Challenge Overview
According to Wikipedia, “Mud logging is the creation of a detailed record (well log) of a borehole by examining the cuttings of rock brought to the surface by the circulating drilling medium (most commonly drilling mud).” Quartz Energy has provided Topcoder with a set of mud logs and we’re developing an application to extract structured meaning from these records. The documents are very interesting -- they are even oil-well shaped! You can read more details about them here. The mud log images files (500 of them) for this challenge can be downloaded here.
If oil is revealed in a well hole sample, a “Show” may be recorded in logs. This is one of the most important pieces of information in the mud logs. Our first attempt to gather information from these files is going to be to find text related to the word “Show” from the text extracted from the images files. You can view the relevant show terminology here.
For this challenge, your application should perform the following functions:
-
Extract the raw text from each mud log image file.
-
Store the raw text in a database along with the mud file image name.
-
Give each image file a score based on the number of occurrences of the show phrases identified in the raw text. The scoring rubric is found on the same excel worksheet with the Show Terminology. Each occurrence of the “Show” word or phrase is significant and the scores should be cumulative based on each occurrence. Store the score in the database. Store the show word or phrases found in the databases
-
Create a summary report of the image filenames, scores, raw text, and extract phrases sorted by score descending.
-
Create a graph/plot which displays the highest scoring images files. Over time we’ll develop an idea about what threshold is worth examining. Initially however, we should set a configurable threshold scoring parameter and display all files which have a score above that value.
Notes:
Of all the tasks outlined above, task #1 is by far the most difficult.
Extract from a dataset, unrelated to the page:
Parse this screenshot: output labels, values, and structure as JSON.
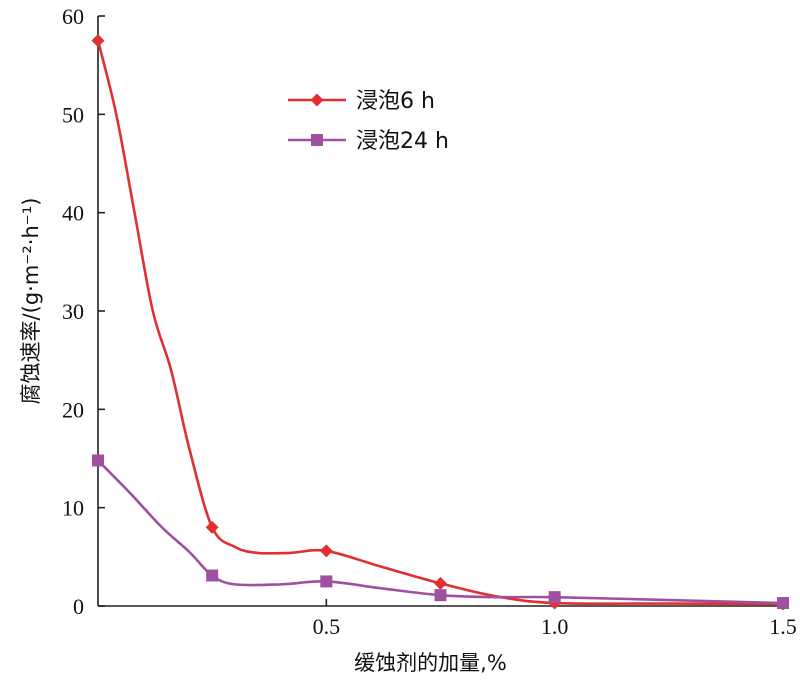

The text in these files is often handwritten or obscured by grid lines and many of the images are poor quality.
Other Requirements
-
You should implement your OCR extraction routine in a file called “extracttext.py”. This file should have a function extract_text which accepts a directory path parameter and should return a dictionary. Each key-value pair in the dictionary will correspond to the filename (key) and the raw text associated with each file (value) of one image file found in the directory path provided. Using this interface will help us to automate evaluation of the OCR solutions in future contests. A template extracttext.py sample can be found here.
Technology Overview
Python 3.6.x
MySQL 5.7.+
Final Submission Guidelines
1. Please submit all code required by the application in your submission.zip
2. Document the build process for your code including all dependencies (pip installs etc..)
3. You may use any Python Open Source libraries or technologies provided they are available for commercial use.